As for the many marijuana opponents at the Capitol, they argue the legislation will
support their claim that marijuana is dangerous. Still, now that 31 states and the District of Columbia have legalized either recreational or medicinal marijuana, there seems to be a growing consensus to at least study the plant.
“While there are many varying opinions on the issue of marijuana, one thing we all can agree on is that we need qualified researchers to study the science to determine if there are any potential medicinal benefits to chemicals derived from cannabis,” Judiciary Committee Chairman Bob Goodlatte (R-VA) said in a statement.
With previously staunch marijuana opponents like Goodlatte, who is retiring after this term, now embracing research into marijuana, supporters see their efforts in the marble halls of the Capitol, and on the ground across the nation, finally pay off.
“I think what you see is people that have traditionally stood in the way of progress on marijuana issues are finally yielding to the intense pressure from rank and file members on the Democratic and Republican side, which really stems from the grassroots at the state level saying, ‘It’s about time for Congress to act,'” Rep. Jared Polis (D-CO), who is running for governor, tells Rolling Stone.
Still, marijuana advocacy groups don’t like that the compromise bill gave law enforcement agencies final approval on the new licenses or that the legislation bans people with past weed-related convictions from playing a part in the research. But elected pot-proponents are still cheering.

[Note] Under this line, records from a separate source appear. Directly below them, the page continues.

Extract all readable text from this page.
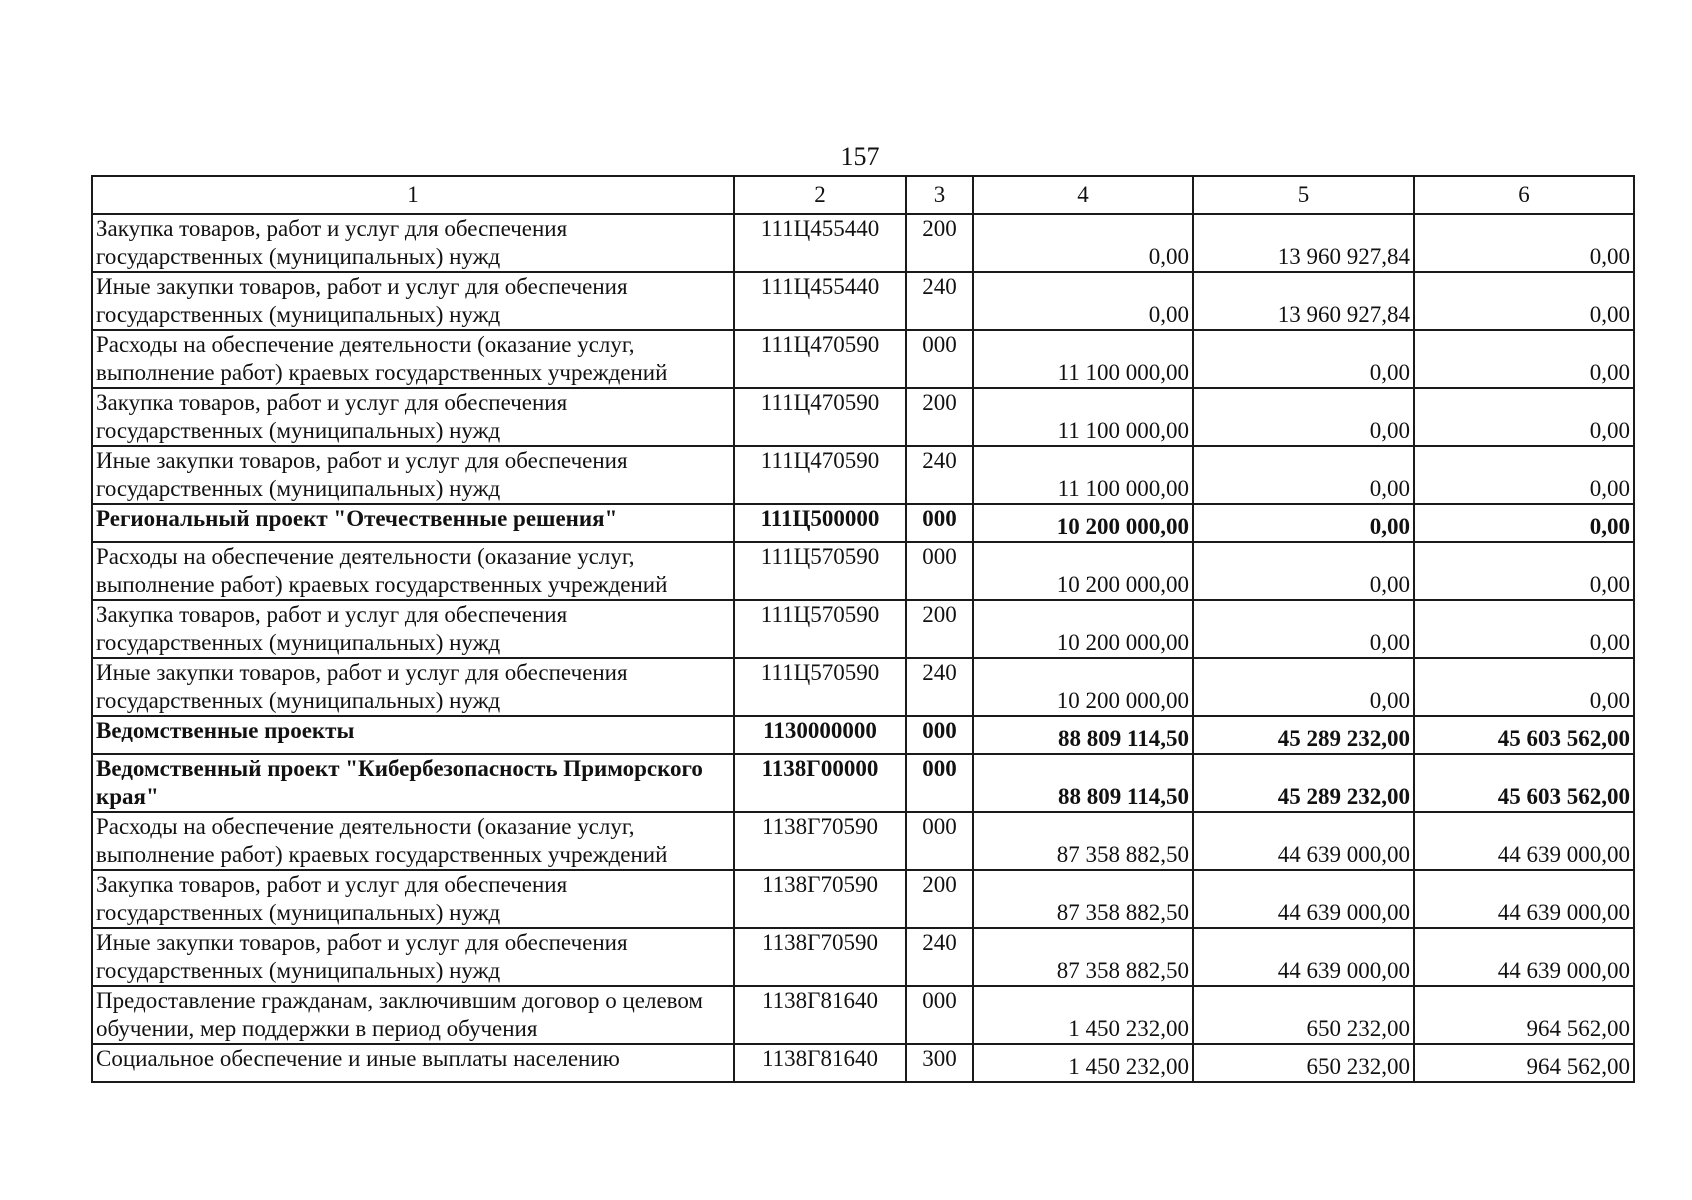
157
1	2	3	4	5	6
Закупка товаров, работ и услуг для обеспечения государственных (муниципальных) нужд	111Ц455440	200	0,00	13 960 927,84	0,00
Иные закупки товаров, работ и услуг для обеспечения государственных (муниципальных) нужд	111Ц455440	240	0,00	13 960 927,84	0,00
Расходы на обеспечение деятельности (оказание услуг, выполнение работ) краевых государственных учреждений	111Ц470590	000	11 100 000,00	0,00	0,00
Закупка товаров, работ и услуг для обеспечения государственных (муниципальных) нужд	111Ц470590	200	11 100 000,00	0,00	0,00
Иные закупки товаров, работ и услуг для обеспечения государственных (муниципальных) нужд	111Ц470590	240	11 100 000,00	0,00	0,00
Региональный проект "Отечественные решения"	111Ц500000	000	10 200 000,00	0,00	0,00
Расходы на обеспечение деятельности (оказание услуг, выполнение работ) краевых государственных учреждений	111Ц570590	000	10 200 000,00	0,00	0,00
Закупка товаров, работ и услуг для обеспечения государственных (муниципальных) нужд	111Ц570590	200	10 200 000,00	0,00	0,00
Иные закупки товаров, работ и услуг для обеспечения государственных (муниципальных) нужд	111Ц570590	240	10 200 000,00	0,00	0,00
Ведомственные проекты	1130000000	000	88 809 114,50	45 289 232,00	45 603 562,00
Ведомственный проект "Кибербезопасность Приморского края"	1138Г00000	000	88 809 114,50	45 289 232,00	45 603 562,00
Расходы на обеспечение деятельности (оказание услуг, выполнение работ) краевых государственных учреждений	1138Г70590	000	87 358 882,50	44 639 000,00	44 639 000,00
Закупка товаров, работ и услуг для обеспечения государственных (муниципальных) нужд	1138Г70590	200	87 358 882,50	44 639 000,00	44 639 000,00
Иные закупки товаров, работ и услуг для обеспечения государственных (муниципальных) нужд	1138Г70590	240	87 358 882,50	44 639 000,00	44 639 000,00
Предоставление гражданам, заключившим договор о целевом обучении, мер поддержки в период обучения	1138Г81640	000	1 450 232,00	650 232,00	964 562,00
Социальное обеспечение и иные выплаты населению	1138Г81640	300	1 450 232,00	650 232,00	964 562,00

“While I would support opening it up to people who had marijuana related convictions, I don’t think that will stand in the way of the vast number of graduate students and PhD students and subjects that don’t have arrest records,” Polis said. “So in the name of scientific progress it was a compromise that we were willing to accept.”
All of these components are making even former marijuana foes slide up to the table. Back in 1996 Rep. Darrell Issa (R-CA) opposed his state’s ballot measure leagalizing widespread access to medical marijuana. But he supported this new bill in the Judiciary Committee, in part, because he says his fellow Californians still haven’t been given good scientific data from the federal government.
“When we passed medical marijuana years ago, we passed it without any science and with random claims,” Issa tells Rolling Stone. “We allowed it to be dispensed by medical professionals, which actually did not mean doctors. We do need to get to sound science on the health risk of marijuana and its derivatives and on the benefits.”
The new legislation also allows the Department of Veterans Affairs to conduct their own clinical studies of marijuana, which veterans have resoundingly asked for.
“That’s something that is really the Judiciary Committee against the Pharma industry, because the only people we can find that object, that must object, are those who in fact have other drug solutions that aren’t as herbal,” Issa continued.
As for the legislation’s future, the its main GOP sponsor, Rep. Gaetz of Florida, tells Rolling Stone he thinks his party should vote on the bill ahead of November.
“I would think that before the election it might be a good idea for the Republican Congress to take action on something that has the approval of over 80 percent of the Americans,” Gaetz says. “There’s something about the sound of your own gallows being built that tends to focus the mind, and as we’re potentially heading into the minority it might be good for our members in swing districts to show an embrace of science.”